Cost-efficient problem detection and localization is one of the key requirements to a selfmanaging system. In this paper, we consider detection and diagnosis (localization) of faults in large-scale computer networks and distributed systems. Particularly, we investigate the effects of network topology (e.g., scale-free versus random graphs) on the cost-efficiency of detection and diagnosis in terms of the number of tests required and the resulting accuracy of diagnosis. Recent studies suggest that the topology of the Internet, world wide web, peer-to-peer (e.g., Gnutella) and many other real-life networks is quite far from being a random graph (i.e., classical Erdos-Renyi model). Instead, such networks exhibit scale-free properties, following power-low degree distributions (e.g., a small subset of nodes - hubs - are connected to a very large number of while the majority of nodes have quite small degree).

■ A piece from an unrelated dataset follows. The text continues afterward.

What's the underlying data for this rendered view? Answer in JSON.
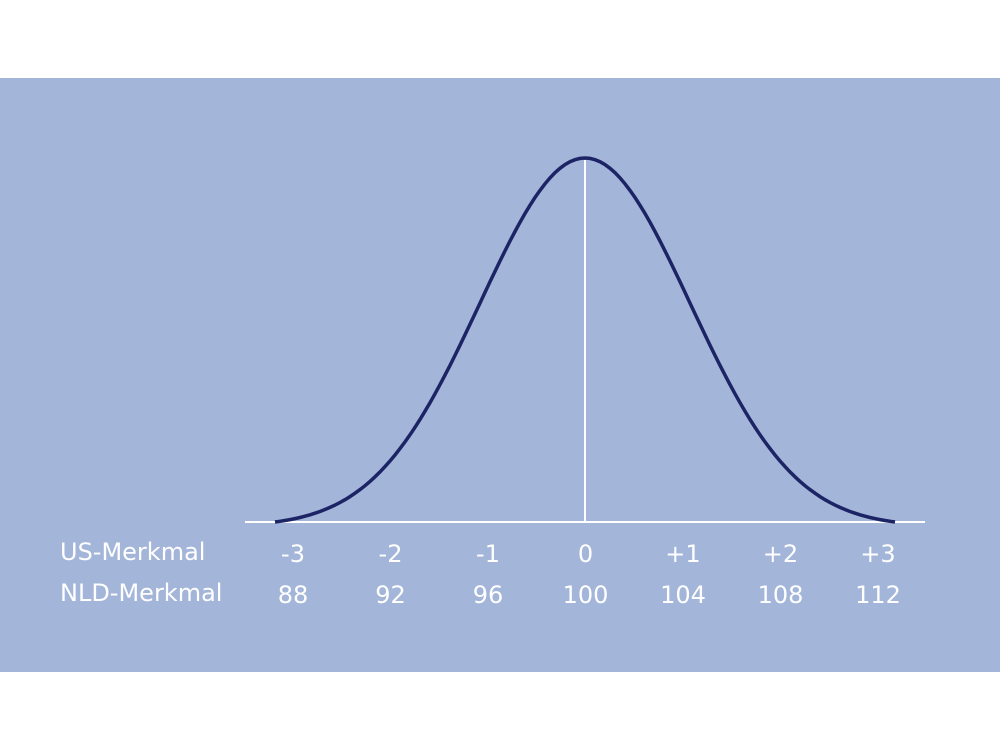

Our studies show that the network topology dramatically influences the cost-efficiency of diagnosis, such as the number of tests necessary for problem detection and diagnosis. In our studies, we use as tests end-to-end measurements, or probes (e.g., ping or traceroute command). Scale-free networks appear to be much harder to diagnose than random networks of the same size, as they require significantly larger number of probe stations and end-to-end probes. We investigate the effect of the probe stations’ location on the necessary number of probes. We also estimate the computational complexity of multi-fault diagnosis in scale-free and random networks by Bayesian inference. Our studies provide an important information for planning and deployment of probing-based diagnosis in extremely large-scale practical networks (e.g., large corporate intranets, Internet, and GRID-computing systems).